H/T One Old Vet
Over at Red State the redoubtable Daniel Horowitz has elegantly highlighted the ugly Statism the Gang Bill plans to exert over labor markets:
…we can always import an infinite number of people from destitute parts of the world who will dramatically depress wages. That would definitely satisfy the needs of some industries and would most likely lower the cost of lettuce and tomatoes. But that would not represent free market policy; it would represent corporate welfare.
Ironically, the gang bill will distort the labor market to such a degree that it necessitated the creation of an entire wage control regime both for low and high skilled workers. Yes, the “free market” libertarians are supporting a bill that will create a new Bureau of Immigration and Labor Market Research to analyze unemployment and wages, promulgating wage requirements according to artificial benchmarks.
Immigration, Wages, and Free Markets May 17th 2013
However as was also the case in his excellent essay on the Heritage Cost Study, I think haste has caused an overreach. I do not believe the academic literature proves the statement:
There’s no doubt that when immigration ensues in a gradual and orderly manner, in a way that benefits the country at large, it will stimulate the economy and compensate for any small reduction in wages.
Maybe some lip service to neocon dogma is compulsory at RedState
A highly astute commenter raises further qualificationsIn a sense...the appeal of illegal immigrant labor is that it is illegal.

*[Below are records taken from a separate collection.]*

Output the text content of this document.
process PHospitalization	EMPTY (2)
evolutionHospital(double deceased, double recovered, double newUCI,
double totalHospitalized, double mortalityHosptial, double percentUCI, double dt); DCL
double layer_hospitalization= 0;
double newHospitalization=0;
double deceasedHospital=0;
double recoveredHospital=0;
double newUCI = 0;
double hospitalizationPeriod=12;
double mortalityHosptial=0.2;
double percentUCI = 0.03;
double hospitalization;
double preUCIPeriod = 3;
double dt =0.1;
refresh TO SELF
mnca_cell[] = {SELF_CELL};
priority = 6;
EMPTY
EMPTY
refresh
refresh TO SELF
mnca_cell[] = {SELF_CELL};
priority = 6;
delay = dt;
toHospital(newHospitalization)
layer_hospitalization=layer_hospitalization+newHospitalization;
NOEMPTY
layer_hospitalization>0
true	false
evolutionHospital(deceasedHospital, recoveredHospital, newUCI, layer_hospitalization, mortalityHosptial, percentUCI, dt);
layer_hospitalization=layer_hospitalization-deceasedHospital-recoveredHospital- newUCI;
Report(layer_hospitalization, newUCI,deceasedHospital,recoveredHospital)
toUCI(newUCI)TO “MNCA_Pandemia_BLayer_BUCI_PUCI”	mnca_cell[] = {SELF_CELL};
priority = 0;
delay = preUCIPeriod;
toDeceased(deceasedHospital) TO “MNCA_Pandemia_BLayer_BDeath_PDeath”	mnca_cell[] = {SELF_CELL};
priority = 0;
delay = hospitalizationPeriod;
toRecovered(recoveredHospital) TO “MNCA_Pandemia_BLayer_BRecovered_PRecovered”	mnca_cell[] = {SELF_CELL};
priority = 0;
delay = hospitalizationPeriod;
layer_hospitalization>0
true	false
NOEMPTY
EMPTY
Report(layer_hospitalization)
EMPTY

Make it legal and we will just increase the number of idle people on welfare. Take your example of the San Joaquin valley farmers. Despite their labor shortage the overall unemployment rate in that part of the state is in the high double digits and has been for more than a decade. In fact, CA has had an unemployment rate higher than the national average for more than 20 years.
and
Oh and, " No country will naturally implement an immigration system that makes assimilation impossible and burdens the broader tax base with too many low-wage earners in too short a period of time." is not accurate. The labor party in Great Britain openly admits that they did exactly that for electoral advantage, as the democrats are trying here.
which Brenda Walker noted this week as did I when that scandal first broke.
But Horowitz deserves great credit in spotlighting the Gang Bill objective for most Americans: low paid, government-managed serfdom.